I’ve long complained that people are ridiculous: they want services from their government, but they never want to pay for them. Andrew Sullivan has now officially validated my complaint in a nice little post called ‘Big Babies Watch.’ The money quote is this:
But if there’s one thing we know about the great American public right now it is that it is firmly in favor of no cuts on spending, no increases in taxation, and no raising of the debt ceiling limit. Very few of our actual politicians, including president Obama, has been bold enough to tell them that this is impossible, and that they are effectively big babies, incapable of making basic choices about what to pay for, and how. In that sense, what America truly lacks right now is a real conservative: a Thatcher figure who can insist that things have to paid for or cut, and that you cannot have it both ways. Neither side has that courage, and since Reagan, it has been a truism that stark fiscal honesty with the public is political death.

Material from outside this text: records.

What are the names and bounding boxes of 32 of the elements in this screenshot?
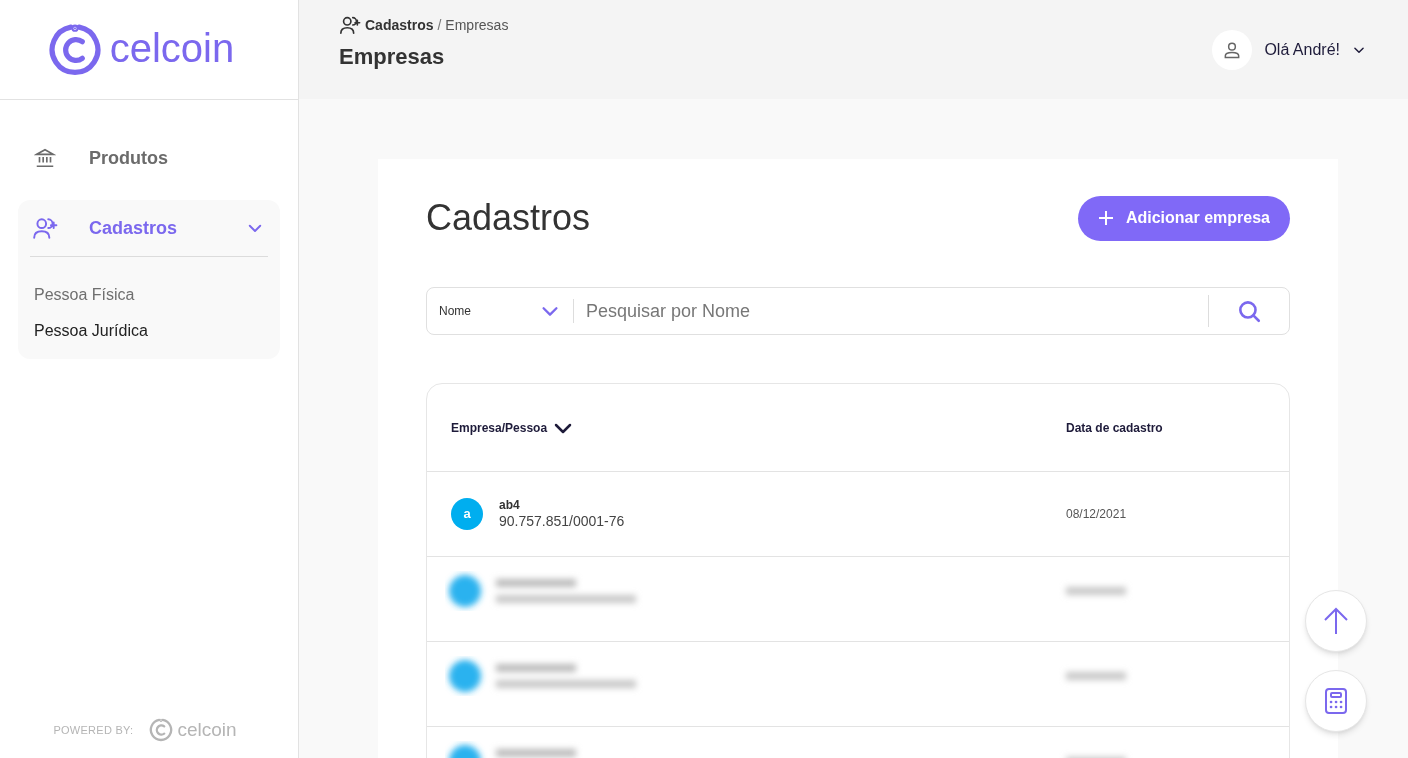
logo-text: celcoin bbox=[177, 717, 237, 742]
sidebar-item[interactable]: Cadastros bbox=[18, 200, 280, 256]
user-plus-icon bbox=[339, 14, 361, 36]
column-header: Data de cadastro bbox=[1066, 419, 1163, 437]
logo-text: celcoin bbox=[109, 27, 235, 72]
search-bar[interactable]: Nome Pesquisar por Nome bbox=[426, 287, 1290, 335]
user-plus-icon bbox=[32, 215, 58, 241]
logo-icon bbox=[149, 717, 174, 742]
section-title: Cadastros bbox=[426, 196, 591, 240]
filter-dropdown[interactable]: Nome bbox=[427, 288, 573, 334]
plus-icon bbox=[1097, 210, 1114, 226]
arrow-up-icon bbox=[1323, 607, 1349, 635]
column-header: Empresa/Pessoa bbox=[451, 419, 548, 437]
page-title: Empresas bbox=[339, 43, 446, 71]
submenu-link[interactable]: Pessoa Física bbox=[34, 283, 135, 307]
table-row[interactable]: a ab4 90.757.851/0001-76 08/12/2021 bbox=[427, 472, 1289, 557]
breadcrumb-separator: / bbox=[437, 15, 442, 35]
breadcrumb-link[interactable]: Cadastros bbox=[365, 14, 434, 36]
table-cell-text: 08/12/2021 bbox=[1066, 506, 1128, 523]
submenu-link[interactable]: Pessoa Jurídica bbox=[34, 319, 148, 343]
logo-icon bbox=[47, 22, 102, 77]
add-company-button[interactable]: Adicionar empresa bbox=[1077, 195, 1290, 241]
company-document: 90.757.851/0001-76 bbox=[499, 512, 625, 531]
calculator-icon bbox=[1325, 688, 1347, 714]
powered-by-label: POWERED BY: bbox=[53, 722, 134, 738]
bank-icon bbox=[34, 147, 56, 169]
user-menu[interactable]: Olá André! bbox=[1212, 29, 1366, 70]
breadcrumb-link[interactable]: Empresas bbox=[445, 14, 509, 36]
search-icon bbox=[1236, 298, 1262, 324]
avatar: a bbox=[451, 498, 483, 530]
sidebar-item[interactable]: Produtos bbox=[18, 130, 280, 186]
company-name: ab4 bbox=[499, 497, 521, 513]
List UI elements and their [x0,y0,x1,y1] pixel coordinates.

EXACTLY. And my fellow Canadians, don’t think we’re that different from our American neighbours.
Reminiscent of John F. Kennedy’s famous line, “Ask not what your country can do for you; ask what you can do for your country,” President Obama said the following in his speech to the Democratic National Convention this past September:
But we also believe in something called citizenship, a word at the very heart of our founding, a word at the very essence of our democracy, the idea that this country only works when we accept certain obligations to one another and to future generations. . .We, the people recognize that we have responsibilities as well as rights; that our destinies are bound together; that a freedom which asks only, what’s in it for me, a freedom without a commitment to others, a freedom without love or charity or duty or patriotism, is unworthy of our founding ideals, and those who died in their defense. As citizens, we understand that America is not about what can be done for us.
I love that phrase, “our destinies are bound together.”
When I watched ‘Inside Job,’ the story of the 2008 global economic crisis, I was struck by what one of the commentators said. I can’t remember the exact words, so I can’t really paraphrase it, but it was similar to this: “Our most affluent citizens now have less to gain from cooperation with the rest of us than they once had.”
I’m not about to start bashing the affluent for their lack of citizenship, which I think is what the above quote was getting at, because none of us are terribly good citizens anymore (according to me).
So what does citizenship entail? In my opinion, it’s a lot more than what comes with your passport. And that’s what I’m going to explore on Tuesdays (at least that’s my goal) throughout the coming weeks.